To obtain a predicted structure for a protein, all you need to do is supply AlphaFold2 with its amino acid sequence. No other inputs are essential.

However, the quality of the predicted structure depends on the quality of the multiple sequence alignment (MSA), which is generated based on protein sequence data. MSAs built with the default mechanism usually work pretty well, but there could be exceptionally difficult cases (see section “Strengths and limitations of AlphaFold2“).

If you feel that the MSA generated from your target protein sequence is not optimal, you may provide your own MSA, generated with your favourite tools (see section “Customising AlphaFold2 structure predictions“).

Alternatively, you may guide the modelling by providing AlphaFold2 with template structures from protein(s) related to the target protein. For example, templates could be used to model a protein in a particular state (see section “Customising AlphaFold2 structure predictions“). 

The default parameters of AlphaFold2 tend to work well for the vast majority of proteins. However, for difficult cases it might be beneficial to adjust certain parameters. For instance, you might increase the number of recycles, or run several predictions starting from different random seeds (see section “Customising AlphaFold2 structure predictions“).

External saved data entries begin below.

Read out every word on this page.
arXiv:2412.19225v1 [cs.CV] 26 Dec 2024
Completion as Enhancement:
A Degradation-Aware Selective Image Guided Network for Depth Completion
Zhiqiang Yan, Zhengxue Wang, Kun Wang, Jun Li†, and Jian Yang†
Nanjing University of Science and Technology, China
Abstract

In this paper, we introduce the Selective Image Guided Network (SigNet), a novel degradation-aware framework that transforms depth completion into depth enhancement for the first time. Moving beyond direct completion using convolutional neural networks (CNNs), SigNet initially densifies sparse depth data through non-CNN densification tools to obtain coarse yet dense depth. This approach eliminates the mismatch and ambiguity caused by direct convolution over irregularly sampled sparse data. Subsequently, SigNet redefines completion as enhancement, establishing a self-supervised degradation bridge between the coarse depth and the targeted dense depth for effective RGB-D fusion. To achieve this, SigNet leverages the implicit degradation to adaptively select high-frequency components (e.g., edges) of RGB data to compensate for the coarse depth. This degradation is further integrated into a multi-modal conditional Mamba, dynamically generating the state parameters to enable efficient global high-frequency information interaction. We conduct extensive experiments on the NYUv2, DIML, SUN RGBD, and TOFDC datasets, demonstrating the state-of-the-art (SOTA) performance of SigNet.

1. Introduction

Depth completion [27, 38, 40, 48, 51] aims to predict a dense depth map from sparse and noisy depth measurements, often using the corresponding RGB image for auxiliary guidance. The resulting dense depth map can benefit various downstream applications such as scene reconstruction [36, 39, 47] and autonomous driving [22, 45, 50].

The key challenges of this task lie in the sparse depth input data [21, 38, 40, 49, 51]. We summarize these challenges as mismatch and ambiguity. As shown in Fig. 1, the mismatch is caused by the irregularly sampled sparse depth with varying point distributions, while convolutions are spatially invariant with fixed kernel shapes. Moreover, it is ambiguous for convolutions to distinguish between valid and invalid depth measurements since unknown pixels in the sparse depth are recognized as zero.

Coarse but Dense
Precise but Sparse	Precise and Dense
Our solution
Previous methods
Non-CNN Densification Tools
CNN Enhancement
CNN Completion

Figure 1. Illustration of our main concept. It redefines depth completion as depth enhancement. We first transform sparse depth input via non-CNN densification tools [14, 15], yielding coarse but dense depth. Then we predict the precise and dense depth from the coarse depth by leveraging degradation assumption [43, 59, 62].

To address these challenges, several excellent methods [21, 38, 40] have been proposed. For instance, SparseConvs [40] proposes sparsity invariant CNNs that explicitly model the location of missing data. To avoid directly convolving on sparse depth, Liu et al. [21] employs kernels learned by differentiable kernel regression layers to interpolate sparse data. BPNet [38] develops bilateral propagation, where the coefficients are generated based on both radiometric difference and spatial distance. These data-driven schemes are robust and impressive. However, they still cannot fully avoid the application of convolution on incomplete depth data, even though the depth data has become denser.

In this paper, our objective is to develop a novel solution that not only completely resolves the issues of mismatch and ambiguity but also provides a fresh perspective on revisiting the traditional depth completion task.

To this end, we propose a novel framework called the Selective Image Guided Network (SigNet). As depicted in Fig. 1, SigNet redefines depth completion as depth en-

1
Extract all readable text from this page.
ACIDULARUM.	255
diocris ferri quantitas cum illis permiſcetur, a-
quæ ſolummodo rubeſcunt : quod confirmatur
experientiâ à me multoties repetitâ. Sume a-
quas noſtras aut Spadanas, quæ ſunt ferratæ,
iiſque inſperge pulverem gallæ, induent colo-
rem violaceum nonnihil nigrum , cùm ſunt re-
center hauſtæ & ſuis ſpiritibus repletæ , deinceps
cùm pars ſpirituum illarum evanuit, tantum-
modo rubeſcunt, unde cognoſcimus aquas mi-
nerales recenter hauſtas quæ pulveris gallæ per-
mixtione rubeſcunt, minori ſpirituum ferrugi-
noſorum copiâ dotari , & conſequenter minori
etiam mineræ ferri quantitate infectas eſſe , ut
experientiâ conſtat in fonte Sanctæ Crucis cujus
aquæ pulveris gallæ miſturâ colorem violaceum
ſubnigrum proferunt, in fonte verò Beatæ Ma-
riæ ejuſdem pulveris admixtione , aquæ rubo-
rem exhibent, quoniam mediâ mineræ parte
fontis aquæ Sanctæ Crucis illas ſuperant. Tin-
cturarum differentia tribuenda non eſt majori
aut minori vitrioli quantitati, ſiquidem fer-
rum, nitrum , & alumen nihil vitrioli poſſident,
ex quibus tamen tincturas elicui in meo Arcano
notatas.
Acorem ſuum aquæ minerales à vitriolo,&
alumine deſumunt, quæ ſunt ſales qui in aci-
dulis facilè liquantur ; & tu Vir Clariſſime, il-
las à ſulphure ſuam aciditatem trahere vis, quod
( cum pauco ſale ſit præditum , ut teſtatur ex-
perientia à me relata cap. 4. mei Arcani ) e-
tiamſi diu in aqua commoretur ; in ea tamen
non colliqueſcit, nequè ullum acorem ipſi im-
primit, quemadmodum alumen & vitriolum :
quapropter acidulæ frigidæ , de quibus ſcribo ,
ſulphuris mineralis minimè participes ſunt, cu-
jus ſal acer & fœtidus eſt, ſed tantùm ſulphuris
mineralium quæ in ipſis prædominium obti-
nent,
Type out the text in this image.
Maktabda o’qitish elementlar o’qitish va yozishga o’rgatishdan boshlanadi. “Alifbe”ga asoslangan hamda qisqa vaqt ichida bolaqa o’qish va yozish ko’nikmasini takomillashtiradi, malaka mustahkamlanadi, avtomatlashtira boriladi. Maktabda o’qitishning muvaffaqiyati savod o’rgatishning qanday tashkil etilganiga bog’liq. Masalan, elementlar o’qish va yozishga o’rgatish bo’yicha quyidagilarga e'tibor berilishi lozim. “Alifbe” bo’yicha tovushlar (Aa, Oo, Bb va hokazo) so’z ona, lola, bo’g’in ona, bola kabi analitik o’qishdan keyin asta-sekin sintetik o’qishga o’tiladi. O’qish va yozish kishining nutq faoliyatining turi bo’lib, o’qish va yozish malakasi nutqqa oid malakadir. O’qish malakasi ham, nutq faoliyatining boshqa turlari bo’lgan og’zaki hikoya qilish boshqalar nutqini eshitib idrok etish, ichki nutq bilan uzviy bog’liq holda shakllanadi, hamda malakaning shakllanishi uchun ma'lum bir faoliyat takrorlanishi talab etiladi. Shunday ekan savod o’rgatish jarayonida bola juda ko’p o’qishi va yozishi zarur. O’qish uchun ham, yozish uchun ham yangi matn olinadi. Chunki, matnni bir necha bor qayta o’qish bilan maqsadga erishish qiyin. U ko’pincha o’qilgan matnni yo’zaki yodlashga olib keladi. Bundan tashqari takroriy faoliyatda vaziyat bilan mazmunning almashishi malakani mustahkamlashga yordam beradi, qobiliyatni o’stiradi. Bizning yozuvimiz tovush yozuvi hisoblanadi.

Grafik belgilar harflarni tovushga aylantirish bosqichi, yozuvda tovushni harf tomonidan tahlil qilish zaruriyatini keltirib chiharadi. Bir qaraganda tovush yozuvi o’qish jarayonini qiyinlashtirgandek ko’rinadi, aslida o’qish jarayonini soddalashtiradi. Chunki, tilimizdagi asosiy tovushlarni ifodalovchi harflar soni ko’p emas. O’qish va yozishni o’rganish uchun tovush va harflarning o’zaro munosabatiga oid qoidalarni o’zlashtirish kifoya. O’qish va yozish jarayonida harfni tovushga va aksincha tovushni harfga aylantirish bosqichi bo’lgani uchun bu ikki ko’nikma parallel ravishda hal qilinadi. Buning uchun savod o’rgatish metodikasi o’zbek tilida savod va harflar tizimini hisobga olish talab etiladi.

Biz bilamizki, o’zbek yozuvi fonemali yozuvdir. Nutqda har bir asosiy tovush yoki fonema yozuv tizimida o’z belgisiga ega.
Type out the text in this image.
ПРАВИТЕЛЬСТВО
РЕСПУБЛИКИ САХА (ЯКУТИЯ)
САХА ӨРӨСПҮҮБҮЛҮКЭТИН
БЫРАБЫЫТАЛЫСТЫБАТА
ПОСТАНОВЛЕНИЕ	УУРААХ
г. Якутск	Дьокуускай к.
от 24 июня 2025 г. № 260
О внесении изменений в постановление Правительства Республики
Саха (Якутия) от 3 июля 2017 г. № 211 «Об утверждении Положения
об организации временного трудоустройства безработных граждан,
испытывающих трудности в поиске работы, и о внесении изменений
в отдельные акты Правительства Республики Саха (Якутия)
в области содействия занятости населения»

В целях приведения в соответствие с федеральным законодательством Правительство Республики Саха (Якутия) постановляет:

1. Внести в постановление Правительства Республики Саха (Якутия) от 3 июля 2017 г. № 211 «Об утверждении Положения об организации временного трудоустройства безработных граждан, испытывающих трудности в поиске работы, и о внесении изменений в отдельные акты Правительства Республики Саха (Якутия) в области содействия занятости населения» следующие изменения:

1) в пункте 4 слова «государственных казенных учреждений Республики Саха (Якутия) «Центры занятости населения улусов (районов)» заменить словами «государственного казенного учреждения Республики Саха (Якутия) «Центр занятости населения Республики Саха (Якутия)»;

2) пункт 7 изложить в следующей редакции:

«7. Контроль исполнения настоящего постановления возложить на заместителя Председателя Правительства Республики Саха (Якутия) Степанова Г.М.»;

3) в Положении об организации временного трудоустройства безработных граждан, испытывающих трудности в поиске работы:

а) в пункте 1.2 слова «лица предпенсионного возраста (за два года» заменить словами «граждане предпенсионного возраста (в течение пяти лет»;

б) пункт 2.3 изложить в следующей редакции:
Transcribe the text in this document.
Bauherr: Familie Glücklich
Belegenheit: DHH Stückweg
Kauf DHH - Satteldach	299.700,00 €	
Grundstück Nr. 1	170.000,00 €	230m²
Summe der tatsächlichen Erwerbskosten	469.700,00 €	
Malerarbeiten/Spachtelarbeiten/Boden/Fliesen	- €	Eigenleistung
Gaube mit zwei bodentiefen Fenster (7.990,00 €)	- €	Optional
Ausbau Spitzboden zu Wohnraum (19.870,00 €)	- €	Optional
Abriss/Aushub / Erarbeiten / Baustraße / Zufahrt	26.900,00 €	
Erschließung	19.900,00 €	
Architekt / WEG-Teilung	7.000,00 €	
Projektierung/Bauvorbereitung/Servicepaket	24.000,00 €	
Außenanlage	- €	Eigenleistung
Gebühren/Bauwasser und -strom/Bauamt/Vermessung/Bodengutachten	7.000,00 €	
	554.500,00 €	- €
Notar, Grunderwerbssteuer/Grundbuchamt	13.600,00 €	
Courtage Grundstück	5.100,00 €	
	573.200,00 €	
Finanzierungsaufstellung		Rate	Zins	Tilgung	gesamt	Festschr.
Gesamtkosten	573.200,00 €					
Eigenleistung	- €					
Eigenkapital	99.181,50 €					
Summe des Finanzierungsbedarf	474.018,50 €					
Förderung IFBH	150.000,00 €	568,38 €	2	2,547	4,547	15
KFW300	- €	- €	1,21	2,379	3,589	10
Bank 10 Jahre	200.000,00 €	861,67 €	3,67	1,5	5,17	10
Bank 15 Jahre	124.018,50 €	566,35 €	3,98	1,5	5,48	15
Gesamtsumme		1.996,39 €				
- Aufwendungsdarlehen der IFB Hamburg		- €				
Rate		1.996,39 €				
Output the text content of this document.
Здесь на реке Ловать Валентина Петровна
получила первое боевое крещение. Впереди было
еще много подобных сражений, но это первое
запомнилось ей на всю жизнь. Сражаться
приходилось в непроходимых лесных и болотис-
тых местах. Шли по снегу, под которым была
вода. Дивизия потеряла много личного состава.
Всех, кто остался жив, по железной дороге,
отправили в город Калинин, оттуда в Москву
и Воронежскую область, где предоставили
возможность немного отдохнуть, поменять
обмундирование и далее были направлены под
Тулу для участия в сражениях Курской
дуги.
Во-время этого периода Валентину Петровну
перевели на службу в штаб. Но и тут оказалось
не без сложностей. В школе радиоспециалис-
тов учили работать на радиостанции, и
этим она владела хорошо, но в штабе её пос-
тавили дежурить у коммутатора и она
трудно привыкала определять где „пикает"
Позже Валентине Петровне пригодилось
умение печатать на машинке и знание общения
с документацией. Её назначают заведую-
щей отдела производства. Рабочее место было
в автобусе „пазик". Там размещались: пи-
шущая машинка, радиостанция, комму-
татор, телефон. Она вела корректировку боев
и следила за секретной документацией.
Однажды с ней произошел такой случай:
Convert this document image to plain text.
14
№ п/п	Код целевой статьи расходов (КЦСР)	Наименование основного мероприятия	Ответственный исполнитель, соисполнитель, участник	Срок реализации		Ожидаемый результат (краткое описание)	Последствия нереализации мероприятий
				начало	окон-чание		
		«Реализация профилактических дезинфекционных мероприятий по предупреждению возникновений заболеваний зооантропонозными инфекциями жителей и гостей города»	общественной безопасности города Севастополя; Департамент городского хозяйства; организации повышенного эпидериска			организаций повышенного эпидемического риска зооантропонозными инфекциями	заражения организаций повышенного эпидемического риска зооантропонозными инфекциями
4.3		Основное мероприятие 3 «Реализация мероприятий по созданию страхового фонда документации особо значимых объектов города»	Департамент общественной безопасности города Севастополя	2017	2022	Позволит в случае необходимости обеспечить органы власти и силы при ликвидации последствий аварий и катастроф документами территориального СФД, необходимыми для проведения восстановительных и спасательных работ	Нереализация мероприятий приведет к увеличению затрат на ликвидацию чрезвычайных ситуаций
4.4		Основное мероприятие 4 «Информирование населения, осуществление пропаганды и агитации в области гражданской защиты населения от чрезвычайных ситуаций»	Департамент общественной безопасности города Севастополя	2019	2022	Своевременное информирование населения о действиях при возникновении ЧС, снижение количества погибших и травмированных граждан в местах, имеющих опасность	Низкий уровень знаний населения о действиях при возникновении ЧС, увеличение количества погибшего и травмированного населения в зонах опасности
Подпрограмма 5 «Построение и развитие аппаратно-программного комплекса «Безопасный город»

Other software like ColabFold, which is built on top of AlphaFold2, introduces additional parameters to control AlphaFold2 (see section “Predicting protein structures with ColabFold and AlphaFold Colab“).

AlphaFold2 outputs

The main output of the AlphaFold2 neural network is the predicted structure of the protein or protein complex. It is saved in two standard formats: PDB and mmCIF.

The atomic coordinates are accompanied by pLDDT scores, which reflect local confidence of the prediction. pLDDT is also saved in the same PDB or mmCIF file, in the B-factors field. This means you can use molecular graphics programs like PyMOL to colour-code the predicted structure according to the pLDDT scores (See ColabFold’s FAQ for the instructions).

AlphaFold2 also supplies PAE: an indication of its confidence in the packing and relative positions of domains. PAE is written out separately as a JSON file and can be visualised as a PAE plot.

For the modelling of multimers, two additional scores are supplied. pTM assesses the accuracy of the overall structure of the complex, while ipTM measures the precision of predictions of the interface between the subunits of the protein-protein complex. pTM and ipTM scores are written out in the log files and saved in the output JSON file (please refer to the documentation).